The stealthy jet is part of the Future Combat Air System, which will also include drones, missiles and so-called “remote carriers” that can be used to deliver munitions, scramble communication networks or divert the attention of enemy defenses.
French President Emmanuel Macron attended the unwrapping of a full-scale model of the sleek delta-wing aircraft at the opening of the Paris Air Show in Le Bourget, just north of the French capital.
The official cooperation accord launching the project was then signed by the French, German and Spanish defense ministers: Florence Parly, Ursula Von der Leyen and Margarita Robles.
“This project now has a resolutely European dimension: Spain has officially joined the program this morning,” Parly said.
Spain announced its participation earlier this year, but so far no other European Union nations have signed on, though officials in Macron’s office say talks are underway to bring other nations on board.
Airbus and France’s Dassault Aviation are leading the plane’s development, aiming to have it operational by 2040, when it will replace the current generation of Rafale and Eurofighter jets.
France’s Safran is also developing a new power plant for the plane that may include hybrid electric technologies, making the plane quieter while also lowering its heat signature, making it harder to detect.
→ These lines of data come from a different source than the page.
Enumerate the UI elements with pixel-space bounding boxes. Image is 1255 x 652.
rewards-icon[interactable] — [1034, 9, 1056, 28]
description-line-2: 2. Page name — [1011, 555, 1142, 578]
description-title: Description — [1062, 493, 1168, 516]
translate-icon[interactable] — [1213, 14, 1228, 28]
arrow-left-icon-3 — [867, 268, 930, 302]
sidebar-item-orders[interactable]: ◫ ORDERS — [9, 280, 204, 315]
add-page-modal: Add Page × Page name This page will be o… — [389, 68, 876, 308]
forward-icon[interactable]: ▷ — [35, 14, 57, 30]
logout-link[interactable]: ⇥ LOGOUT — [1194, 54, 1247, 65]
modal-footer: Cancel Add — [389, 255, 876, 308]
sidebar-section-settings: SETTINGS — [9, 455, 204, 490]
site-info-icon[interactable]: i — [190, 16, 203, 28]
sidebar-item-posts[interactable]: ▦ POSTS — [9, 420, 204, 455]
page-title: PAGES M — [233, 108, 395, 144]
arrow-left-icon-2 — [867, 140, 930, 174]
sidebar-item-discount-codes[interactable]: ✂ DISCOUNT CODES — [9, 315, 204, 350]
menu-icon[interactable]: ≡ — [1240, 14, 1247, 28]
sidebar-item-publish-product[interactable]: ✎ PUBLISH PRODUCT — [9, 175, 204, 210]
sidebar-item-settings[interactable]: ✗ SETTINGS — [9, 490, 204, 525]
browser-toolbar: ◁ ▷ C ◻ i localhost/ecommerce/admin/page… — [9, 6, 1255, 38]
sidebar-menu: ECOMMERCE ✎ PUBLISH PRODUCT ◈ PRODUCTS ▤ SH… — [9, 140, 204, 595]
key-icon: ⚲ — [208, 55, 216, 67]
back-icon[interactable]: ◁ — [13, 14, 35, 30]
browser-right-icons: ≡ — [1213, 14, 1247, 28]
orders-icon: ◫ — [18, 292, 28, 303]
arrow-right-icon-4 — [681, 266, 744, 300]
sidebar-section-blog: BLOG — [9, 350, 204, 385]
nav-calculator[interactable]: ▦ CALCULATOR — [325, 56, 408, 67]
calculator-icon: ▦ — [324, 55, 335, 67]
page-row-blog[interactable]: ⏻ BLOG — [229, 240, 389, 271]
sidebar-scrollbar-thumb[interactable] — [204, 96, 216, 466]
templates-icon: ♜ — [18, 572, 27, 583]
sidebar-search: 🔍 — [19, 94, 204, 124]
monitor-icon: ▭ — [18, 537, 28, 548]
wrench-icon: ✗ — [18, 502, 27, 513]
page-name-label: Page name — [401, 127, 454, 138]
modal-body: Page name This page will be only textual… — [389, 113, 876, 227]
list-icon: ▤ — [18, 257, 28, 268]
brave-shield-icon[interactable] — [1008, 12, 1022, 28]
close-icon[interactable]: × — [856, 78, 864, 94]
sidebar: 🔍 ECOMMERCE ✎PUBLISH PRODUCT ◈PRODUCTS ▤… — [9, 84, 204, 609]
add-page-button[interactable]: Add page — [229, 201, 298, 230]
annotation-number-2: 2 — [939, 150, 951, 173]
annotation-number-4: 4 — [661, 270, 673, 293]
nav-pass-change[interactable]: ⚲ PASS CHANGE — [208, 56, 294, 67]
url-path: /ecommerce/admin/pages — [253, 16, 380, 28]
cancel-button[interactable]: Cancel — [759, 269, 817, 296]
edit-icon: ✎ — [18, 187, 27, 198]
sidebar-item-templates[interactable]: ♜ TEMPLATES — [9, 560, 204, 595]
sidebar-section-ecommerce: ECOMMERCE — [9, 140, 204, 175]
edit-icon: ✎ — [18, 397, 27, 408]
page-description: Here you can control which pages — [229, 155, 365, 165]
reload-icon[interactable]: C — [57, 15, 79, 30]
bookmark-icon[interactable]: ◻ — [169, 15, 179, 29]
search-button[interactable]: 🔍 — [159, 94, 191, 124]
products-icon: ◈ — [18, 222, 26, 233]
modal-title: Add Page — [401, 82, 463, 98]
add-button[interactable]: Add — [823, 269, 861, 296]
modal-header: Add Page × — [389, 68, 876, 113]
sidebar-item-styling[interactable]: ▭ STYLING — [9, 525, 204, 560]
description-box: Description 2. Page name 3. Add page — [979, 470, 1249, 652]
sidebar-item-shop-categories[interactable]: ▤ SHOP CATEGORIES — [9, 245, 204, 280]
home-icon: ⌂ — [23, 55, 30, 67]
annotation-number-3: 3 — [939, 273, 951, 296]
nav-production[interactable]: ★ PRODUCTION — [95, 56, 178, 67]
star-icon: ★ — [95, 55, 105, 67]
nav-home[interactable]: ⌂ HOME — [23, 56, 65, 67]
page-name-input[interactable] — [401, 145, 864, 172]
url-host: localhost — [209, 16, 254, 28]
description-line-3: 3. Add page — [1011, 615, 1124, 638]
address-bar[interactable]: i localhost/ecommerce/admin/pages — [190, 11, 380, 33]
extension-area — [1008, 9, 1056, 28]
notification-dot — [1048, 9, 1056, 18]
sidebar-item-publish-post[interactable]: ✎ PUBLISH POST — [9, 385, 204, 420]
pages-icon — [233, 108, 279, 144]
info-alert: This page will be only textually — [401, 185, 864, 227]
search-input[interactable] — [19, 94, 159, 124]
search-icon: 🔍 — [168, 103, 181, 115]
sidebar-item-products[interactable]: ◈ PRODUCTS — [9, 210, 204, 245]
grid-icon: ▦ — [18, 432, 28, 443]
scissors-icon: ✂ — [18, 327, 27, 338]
But Paris and Berlin have still to award an expected €150 million ($169 million) contract to begin work on a test plane that could start flying in 2026.
Parly told journalists the contract is expected to be finalized by the end of this year.
The new plane is a crucial test for Europe’s ability to forge a joint operational command that could ensure its military sovereignty at a time of growing tensions with the U.S. under President Donald Trump, who has put the solidity of the NATO alliance into question.
Officials will have to win over several E.U. countries which are longstanding clients of American jets, and which may be tempted by Lockheed Martin’s new F-35 stealth fighter.
And the new European jet already has a rival on home turf – Britain’s Tempest stealth fighter project, which has already garnered the support of Italy and the Netherlands.